Certes la situation est peu vraisemblable et je ne suis pas certain que la solution serait efficace.
Mais supposons comme le demande Damiano qu’elle le soit.
Doit-on sacrifier la vie d'un innocent pour en sauver plusieurs autres ?
Voilà le type de questions auxquelles on soumet les sujets quand on veut étudier comment ils réagissent face à des dilemmes moraux.
La plupart des sujets interrogés sont incapables de sacrifier la personne présente à leur coté.
Dans une variante de ce dilemme, ils ont la possibilité de détourner le train, en actionnant un aiguillage, vers une voie de garage., mais, sur cette voie, se trouve précisément la personne qui, dans I'autre version, était à coté d'eux sur le pont.
Dans ce cas, la plupart acceptent d'actionner I'aiguillage.
Dans les deux cas le point de vue proposé est le même : plusieurs vies valent mieux qu'une, et toutes les personnes en cause nous sont inconnues
Cette expérience montre que nous pouvons faire le choix moral de sacrifier une personne au profit de plusieurs autres, tant que I'on reste dans une approche rationnelle, une logique froide, presque instrumentale où l’empathie n’intervient pas, mais où on “applique une règle”.
Mais la présence réelle d’une personne, d’une logique « chaude» et donc une approche émotionnelle rend impossible cette façon d'envisager la situation, et les volontaires sont incapables de précipiter leur voisin sur la voie, même en pensant que sinon, ce sont plusieurs personnes qui seront sacrifiées.
Damasio a également montré que, chez des personnes dont une zone du cortex préfrontal est lésée a cause de la rupture d'un vaisseau sanguin, zone qui relie les émotions ressenties aux choix que l' on fait, cette zone, n'étant plus active, seule I'approche “froide” est envisagée.

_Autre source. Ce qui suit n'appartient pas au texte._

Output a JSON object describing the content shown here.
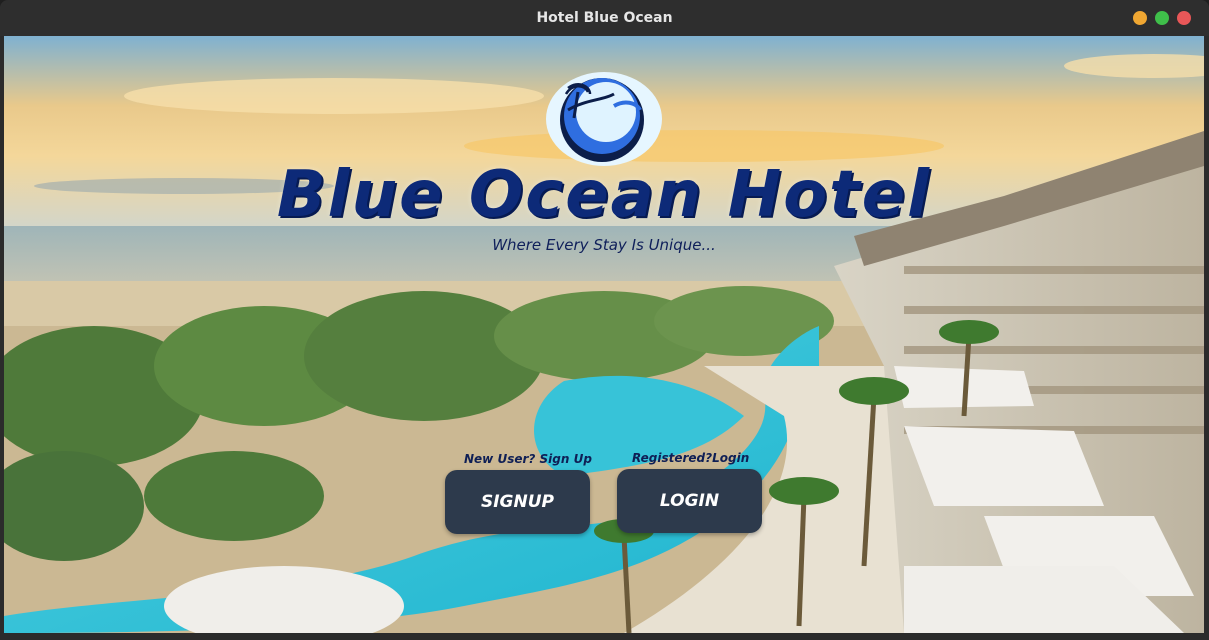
{
  "window": {
    "title": "Hotel Blue Ocean"
  },
  "hero": {
    "brand": "Blue Ocean Hotel",
    "tagline": "Where Every Stay Is Unique..."
  },
  "actions": {
    "signup_hint": "New User? Sign Up",
    "signup_label": "SIGNUP",
    "login_hint": "Registered?Login",
    "login_label": "LOGIN"
  },
  "colors": {
    "button_bg": "#2d3a4c",
    "brand_blue": "#0d2a78"
  }
}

Cette expérience met en lumière l’influence de nos émotions sur nos choix et notamment le lien émotionnel avec d’autres personnes analogues à nous.Mais ce genre de situation est heureusement peu fréquente, mais elle peut se présenter autrement : c'est le cas pour les programmeurs des projets de voiture à conduite automatique. Si la voiture se trouve devant un piéton qu'elle va écraser et si elle veut l'éviter va se trouver face à une voiture venant en sens inverse, qu'elle percutera : que doit dire de faire à la voiture le programmeur ?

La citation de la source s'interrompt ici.